Re: [OT] Imperial measures
On Thu, 06 Oct 2011 18:27:29 -0400
Doug <firstname.lastname@example.org> wrote:
> On 10/06/2011 04:18 PM, Weaver wrote:
> > On Thu, 6 Oct 2011 16:56:27 +0100
> > Lisi<email@example.com> wrote:
> >> On Wednesday 05 October 2011 01:02:36 Weaver wrote:
> >>> I think it's a pity that the gill has fallen into misuse.
> >> Its usefulness is limited by the fact that it is not a fixed
> >> measure, but covers various different amounts according to the
> >> region in which it is used, anyhow in the UK. Hence, I imagine
> >> its decline, with the ubiquity of television cooks.
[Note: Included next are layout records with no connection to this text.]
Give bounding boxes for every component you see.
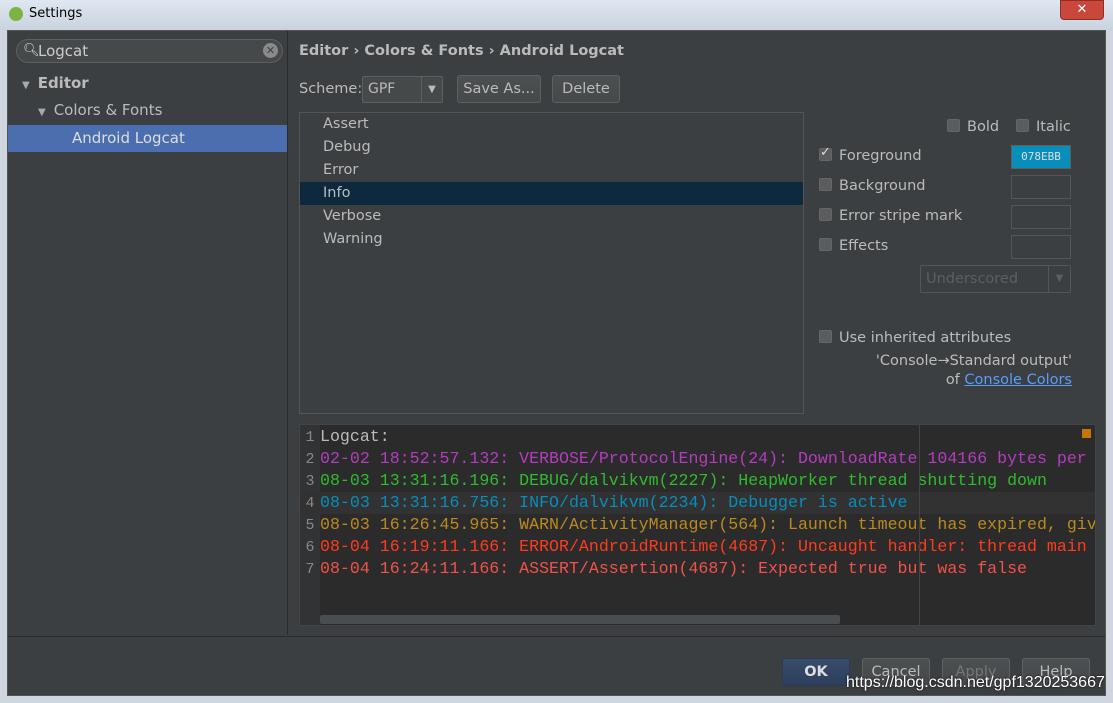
delete-button[interactable]: Delete (552, 75, 620, 103)
list-item-assert[interactable]: Assert (300, 113, 803, 136)
log-text: Logcat: (320, 427, 390, 446)
tree-label: Editor (37, 74, 89, 92)
sidebar: 🔍︎ ✕ ▼ Editor ▼ Colors & Fonts Android Log… (8, 31, 288, 635)
tree-item-editor[interactable]: ▼ Editor (8, 70, 287, 97)
bold-label: Bold (967, 119, 1000, 135)
console-colors-link[interactable]: Console Colors (964, 372, 1072, 388)
checkbox[interactable] (819, 208, 832, 221)
of-label: of (945, 372, 960, 388)
foreground-checkbox[interactable]: Foreground (819, 145, 922, 164)
main-panel: Editor › Colors & Fonts › Android Logcat… (289, 31, 1106, 635)
italic-label: Italic (1036, 119, 1071, 135)
log-text: 08-03 16:26:45.965: WARN/ActivityManager… (320, 515, 1096, 534)
line-number: 3 (305, 473, 315, 490)
preview-line: 3 08-03 13:31:16.196: DEBUG/dalvikvm(2227… (300, 470, 1095, 492)
settings-dialog: 🔍︎ ✕ ▼ Editor ▼ Colors & Fonts Android Log… (7, 30, 1106, 696)
background-color-swatch[interactable] (1011, 175, 1071, 199)
italic-checkbox[interactable]: Italic (1016, 119, 1071, 135)
background-checkbox[interactable]: Background (819, 178, 926, 194)
tree-item-colors-fonts[interactable]: ▼ Colors & Fonts (8, 97, 287, 124)
checkbox[interactable] (1016, 119, 1029, 132)
log-text: 08-04 16:24:11.166: ASSERT/Assertion(468… (320, 559, 1028, 578)
scheme-select[interactable]: GPF ▼ (362, 76, 443, 103)
inherit-checkbox[interactable]: Use inherited attributes (819, 330, 1011, 346)
error-stripe-marker[interactable] (1082, 429, 1091, 438)
tree-label: Colors & Fonts (53, 101, 163, 119)
log-text: 08-04 16:19:11.166: ERROR/AndroidRuntime… (320, 537, 1087, 556)
inherit-link-row: of Console Colors (946, 372, 1072, 388)
search-box[interactable]: 🔍︎ ✕ (16, 39, 283, 63)
line-number: 4 (305, 495, 315, 512)
error-stripe-checkbox[interactable]: Error stripe mark (819, 208, 962, 224)
error-stripe-color-swatch[interactable] (1011, 205, 1071, 229)
effects-color-swatch[interactable] (1011, 235, 1071, 259)
breadcrumb: Editor › Colors & Fonts › Android Logcat (299, 43, 624, 59)
effects-checkbox[interactable]: Effects (819, 238, 888, 254)
chevron-down-icon: ▼ (1048, 266, 1070, 292)
preview-line: 4 08-03 13:31:16.756: INFO/dalvikvm(2234)… (300, 492, 1095, 514)
bold-checkbox[interactable]: Bold (947, 119, 999, 135)
scheme-value: GPF (368, 81, 396, 97)
tree-item-android-logcat[interactable]: Android Logcat (8, 125, 287, 152)
level-list: Assert Debug Error Info Verbose Warning (299, 112, 804, 414)
clear-search-icon[interactable]: ✕ (263, 43, 278, 58)
checkbox[interactable] (819, 178, 832, 191)
checkbox[interactable] (819, 330, 832, 343)
line-number: 6 (305, 539, 315, 556)
log-text: 02-02 18:52:57.132: VERBOSE/ProtocolEngi… (320, 449, 1087, 468)
list-item-error[interactable]: Error (300, 159, 803, 182)
save-as-button[interactable]: Save As... (457, 75, 541, 103)
preview-line: 2 02-02 18:52:57.132: VERBOSE/ProtocolEng… (300, 448, 1095, 470)
expand-arrow-icon[interactable]: ▼ (22, 72, 30, 99)
window-title: Settings (29, 6, 83, 21)
error-stripe-label: Error stripe mark (839, 208, 963, 224)
inherit-label: Use inherited attributes (839, 330, 1012, 346)
list-item-debug[interactable]: Debug (300, 136, 803, 159)
horizontal-scrollbar[interactable] (320, 615, 840, 624)
list-item-warning[interactable]: Warning (300, 228, 803, 251)
right-margin-line (919, 425, 920, 625)
chevron-down-icon: ▼ (421, 77, 442, 102)
list-item-verbose[interactable]: Verbose (300, 205, 803, 228)
scheme-label: Scheme: (299, 81, 363, 97)
effect-type-select[interactable]: Underscored ▼ (920, 265, 1071, 293)
line-number: 2 (305, 451, 315, 468)
log-text: 08-03 13:31:16.196: DEBUG/dalvikvm(2227)… (320, 471, 1047, 490)
ok-button[interactable]: OK (782, 658, 850, 686)
line-number: 5 (305, 517, 315, 534)
preview-line: 7 08-04 16:24:11.166: ASSERT/Assertion(46… (300, 558, 1095, 580)
checkbox[interactable] (947, 119, 960, 132)
android-studio-icon (9, 7, 23, 21)
foreground-color-swatch[interactable]: 078EBB (1011, 145, 1071, 169)
preview-line: 6 08-04 16:19:11.166: ERROR/AndroidRuntim… (300, 536, 1095, 558)
preview-editor[interactable]: 1 Logcat: 2 02-02 18:52:57.132: VERBOSE/Pro… (299, 424, 1096, 626)
line-number: 1 (305, 429, 315, 446)
title-bar: Settings ✕ (0, 0, 1113, 30)
list-item-info[interactable]: Info (300, 182, 803, 205)
expand-arrow-icon[interactable]: ▼ (38, 99, 46, 126)
search-input[interactable] (38, 42, 258, 60)
inherit-source: 'Console→Standard output' (875, 353, 1072, 369)
preview-line: 5 08-03 16:26:45.965: WARN/ActivityManage… (300, 514, 1096, 536)
line-number: 7 (305, 561, 315, 578)
effects-label: Effects (839, 238, 889, 254)
foreground-label: Foreground (839, 148, 922, 164)
effect-type-value: Underscored (926, 271, 1019, 287)
watermark: https://blog.csdn.net/gpf1320253667 (846, 674, 1105, 691)
log-text: 08-03 13:31:16.756: INFO/dalvikvm(2234):… (320, 493, 908, 512)
checkbox[interactable] (819, 238, 832, 251)
preview-line: 1 Logcat: (300, 426, 1095, 448)
background-label: Background (839, 178, 926, 194)
close-button[interactable]: ✕ (1060, 0, 1104, 20)
checkbox-checked[interactable] (819, 145, 832, 161)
> > In a professional food career that spans over forty years, from base
> > level commis pastry chef to successful consultancy practice, I have
> > never known a gill to be any other than 150ml.
> > The vast majority of 'TV cooks' are a social sub-group that I'm
> > afraid I have grown to despise in the interim, especially in regard
> > to pastry work, where many professional chefs could not be rated as
> > any more than woeful.
> > Regards,
> > Weaver.
> The units program says a gill is 118.3 ml. If you look at the data
> script for units, there is a very impressive list of sources. I
> believe that the units program was first mentioned in this thread, so
> it is definitely available in Debian.
I beleive that the U.S. gill has some variance, which is what this may
As far as the U.K goes, london City and Guild training is 142.& so
many particles, but try measuring that by eye. So the world, sensibly,
defaults to 150 ml, which you can readily find on the side of any
measuring glass and a variance that any recipe can absorb.
"In a world without walls and fences,
what need have we for Windows or Gates?"